张鑫将水杯放下,不紧不慢的说:“谁让你这么古板呢,只是运点感冒药罢了,又不犯法,你非得千方百计的拦着。”
路遥脸上闪过一丝了然之色,道:“张鑫你这垃圾,狗改不了吃屎。将感冒药运到国外提炼毒品……咳咳……”
张鑫理了下领带,笑道:“你别血口喷人啊,我可是国际知名企业家。这次回国,‘省招商引资局’还打电话欢迎我呢~”
路遥叹了口气,现在的自己什么都做不了,索性闭上眼睛不再说话,安静等待死亡的到来。
但张鑫却不想让眼前饱受病痛折磨、即将离世的表兄走好。他附身靠近,悄悄说道:琇書蛧
“表哥啊~其实呢,我这次回国主要就是见你一面,告诉你一声——你的癌,是我弄出来的~”
路遥陡然挣开眼,“你说什么!”
张鑫笑眯眯的掏出个铅盒打开,里面是件古怪的三角形饰物,仅有巴掌大小,中间是只眼睛似的图案,一看就很有年代感。

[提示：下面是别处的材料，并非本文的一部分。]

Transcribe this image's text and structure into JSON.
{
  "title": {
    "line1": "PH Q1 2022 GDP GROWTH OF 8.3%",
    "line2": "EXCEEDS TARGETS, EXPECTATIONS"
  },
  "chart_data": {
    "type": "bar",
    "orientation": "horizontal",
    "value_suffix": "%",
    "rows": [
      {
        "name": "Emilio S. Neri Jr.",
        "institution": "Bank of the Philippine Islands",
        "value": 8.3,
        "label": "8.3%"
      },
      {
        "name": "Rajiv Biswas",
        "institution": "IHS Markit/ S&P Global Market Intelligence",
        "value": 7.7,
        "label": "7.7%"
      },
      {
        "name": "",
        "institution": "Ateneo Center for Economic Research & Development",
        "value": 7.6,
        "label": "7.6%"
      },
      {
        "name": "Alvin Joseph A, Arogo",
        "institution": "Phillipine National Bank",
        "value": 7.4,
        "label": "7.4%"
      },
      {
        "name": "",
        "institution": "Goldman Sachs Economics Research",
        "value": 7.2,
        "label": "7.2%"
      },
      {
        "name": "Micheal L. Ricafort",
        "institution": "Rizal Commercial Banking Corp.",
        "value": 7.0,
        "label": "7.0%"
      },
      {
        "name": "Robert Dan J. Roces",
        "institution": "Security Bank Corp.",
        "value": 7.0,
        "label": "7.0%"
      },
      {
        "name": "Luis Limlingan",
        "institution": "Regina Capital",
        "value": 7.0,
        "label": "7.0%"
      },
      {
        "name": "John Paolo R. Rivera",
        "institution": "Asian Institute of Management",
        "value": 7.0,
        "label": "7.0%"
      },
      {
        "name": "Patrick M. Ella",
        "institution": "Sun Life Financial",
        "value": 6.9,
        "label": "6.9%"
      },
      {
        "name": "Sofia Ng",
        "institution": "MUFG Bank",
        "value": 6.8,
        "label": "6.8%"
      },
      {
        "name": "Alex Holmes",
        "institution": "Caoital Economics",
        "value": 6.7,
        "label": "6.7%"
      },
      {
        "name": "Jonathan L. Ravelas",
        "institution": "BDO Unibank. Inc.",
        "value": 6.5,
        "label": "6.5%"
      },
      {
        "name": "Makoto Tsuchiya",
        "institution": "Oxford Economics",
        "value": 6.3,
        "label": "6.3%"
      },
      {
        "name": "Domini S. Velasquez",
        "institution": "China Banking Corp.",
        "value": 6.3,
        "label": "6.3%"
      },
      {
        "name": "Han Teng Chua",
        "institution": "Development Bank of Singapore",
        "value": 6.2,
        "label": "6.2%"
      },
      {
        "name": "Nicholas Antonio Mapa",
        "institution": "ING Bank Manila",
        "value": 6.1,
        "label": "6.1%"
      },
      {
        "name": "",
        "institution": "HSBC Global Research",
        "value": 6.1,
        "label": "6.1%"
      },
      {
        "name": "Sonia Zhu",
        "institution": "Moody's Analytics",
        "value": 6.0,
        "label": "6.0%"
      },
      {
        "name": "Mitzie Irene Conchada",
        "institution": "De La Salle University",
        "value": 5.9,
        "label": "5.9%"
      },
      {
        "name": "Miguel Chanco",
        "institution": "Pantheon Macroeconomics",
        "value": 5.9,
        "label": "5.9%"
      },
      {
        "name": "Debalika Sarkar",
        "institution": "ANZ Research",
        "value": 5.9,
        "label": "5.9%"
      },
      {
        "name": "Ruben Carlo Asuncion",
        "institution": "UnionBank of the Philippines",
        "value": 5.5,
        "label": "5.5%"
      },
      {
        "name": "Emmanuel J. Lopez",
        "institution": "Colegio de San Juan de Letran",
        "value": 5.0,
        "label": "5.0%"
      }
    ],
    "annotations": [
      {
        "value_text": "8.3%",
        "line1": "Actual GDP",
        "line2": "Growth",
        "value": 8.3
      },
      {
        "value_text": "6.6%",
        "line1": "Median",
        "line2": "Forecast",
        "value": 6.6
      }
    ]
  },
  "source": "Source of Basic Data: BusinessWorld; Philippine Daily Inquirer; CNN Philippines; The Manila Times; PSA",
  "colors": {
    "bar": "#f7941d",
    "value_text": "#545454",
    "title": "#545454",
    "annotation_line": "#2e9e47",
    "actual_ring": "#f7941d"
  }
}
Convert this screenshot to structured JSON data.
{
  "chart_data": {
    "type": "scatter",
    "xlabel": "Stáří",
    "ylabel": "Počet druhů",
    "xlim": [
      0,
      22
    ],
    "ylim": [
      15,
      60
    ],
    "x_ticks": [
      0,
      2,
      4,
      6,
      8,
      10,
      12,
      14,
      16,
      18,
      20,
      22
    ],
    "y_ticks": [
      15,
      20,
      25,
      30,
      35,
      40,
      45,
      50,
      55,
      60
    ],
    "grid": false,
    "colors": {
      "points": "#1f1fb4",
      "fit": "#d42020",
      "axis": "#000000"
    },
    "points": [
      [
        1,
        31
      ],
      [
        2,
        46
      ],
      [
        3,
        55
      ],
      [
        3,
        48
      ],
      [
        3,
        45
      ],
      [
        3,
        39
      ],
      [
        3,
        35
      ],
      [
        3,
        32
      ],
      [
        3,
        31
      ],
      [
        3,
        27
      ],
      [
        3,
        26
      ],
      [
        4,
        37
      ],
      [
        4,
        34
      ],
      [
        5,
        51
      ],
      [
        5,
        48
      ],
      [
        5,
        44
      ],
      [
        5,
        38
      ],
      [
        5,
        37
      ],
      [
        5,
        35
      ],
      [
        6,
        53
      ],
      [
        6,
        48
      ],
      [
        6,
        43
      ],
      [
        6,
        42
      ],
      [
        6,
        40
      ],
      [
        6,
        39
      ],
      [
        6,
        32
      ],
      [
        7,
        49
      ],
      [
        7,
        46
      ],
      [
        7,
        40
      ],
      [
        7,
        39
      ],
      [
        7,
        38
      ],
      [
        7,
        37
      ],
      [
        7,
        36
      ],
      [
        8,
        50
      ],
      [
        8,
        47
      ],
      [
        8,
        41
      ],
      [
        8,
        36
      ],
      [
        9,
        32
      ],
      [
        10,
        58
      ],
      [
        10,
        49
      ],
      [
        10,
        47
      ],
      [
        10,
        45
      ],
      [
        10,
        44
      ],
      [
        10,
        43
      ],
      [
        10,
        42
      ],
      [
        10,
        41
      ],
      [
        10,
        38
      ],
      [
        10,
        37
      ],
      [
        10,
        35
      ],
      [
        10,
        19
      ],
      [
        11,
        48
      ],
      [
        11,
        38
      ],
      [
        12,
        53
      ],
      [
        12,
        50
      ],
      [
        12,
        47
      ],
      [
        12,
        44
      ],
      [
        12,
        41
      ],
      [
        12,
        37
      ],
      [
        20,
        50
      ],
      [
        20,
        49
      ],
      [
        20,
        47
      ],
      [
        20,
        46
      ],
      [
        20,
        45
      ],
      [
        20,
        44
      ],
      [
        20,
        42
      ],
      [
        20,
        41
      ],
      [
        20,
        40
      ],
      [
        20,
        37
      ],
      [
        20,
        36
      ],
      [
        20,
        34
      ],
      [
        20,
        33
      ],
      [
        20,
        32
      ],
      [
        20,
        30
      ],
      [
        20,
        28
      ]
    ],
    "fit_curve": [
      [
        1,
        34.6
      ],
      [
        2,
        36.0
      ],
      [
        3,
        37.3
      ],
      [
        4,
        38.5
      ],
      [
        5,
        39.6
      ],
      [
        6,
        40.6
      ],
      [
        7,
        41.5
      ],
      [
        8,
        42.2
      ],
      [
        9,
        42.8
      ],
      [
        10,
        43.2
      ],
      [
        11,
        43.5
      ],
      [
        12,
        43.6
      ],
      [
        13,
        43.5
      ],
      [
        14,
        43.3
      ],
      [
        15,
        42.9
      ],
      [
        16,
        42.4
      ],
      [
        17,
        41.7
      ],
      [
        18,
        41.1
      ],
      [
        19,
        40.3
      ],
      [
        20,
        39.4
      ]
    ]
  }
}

“眼熟吧?这是我亲手送你的,货真价实的古董。我在里面掺了点放射性物质,长期接触就会变成你现在这副鬼样子。”
路遥马上认出来,这是自己很喜欢的一件古物,天天摆在书桌上,时不时的把玩,没想到却是要人命的东西!
他伸出枯枝似的手臂,死死的抓住眼前人的胳膊!“你……”
“别激动~表哥,我西装很贵的。”张鑫轻松拿掉路遥的手,小心的捏起铅盒,将放射性饰物塞进他怀里。
“我赶飞机,得先走一步。你好好留着这个当做纪念吧,有机会再去你的坟头蹦迪~”
说完话,张鑫从容起身离开。临走前,还回头俏皮的眨眨眼。他原本就男生女相,此时的神态动作居然有些娇媚。
保镖很有眼力劲,赶紧打开病房门。同时用无线耳麦联络同事,提前发动汽车。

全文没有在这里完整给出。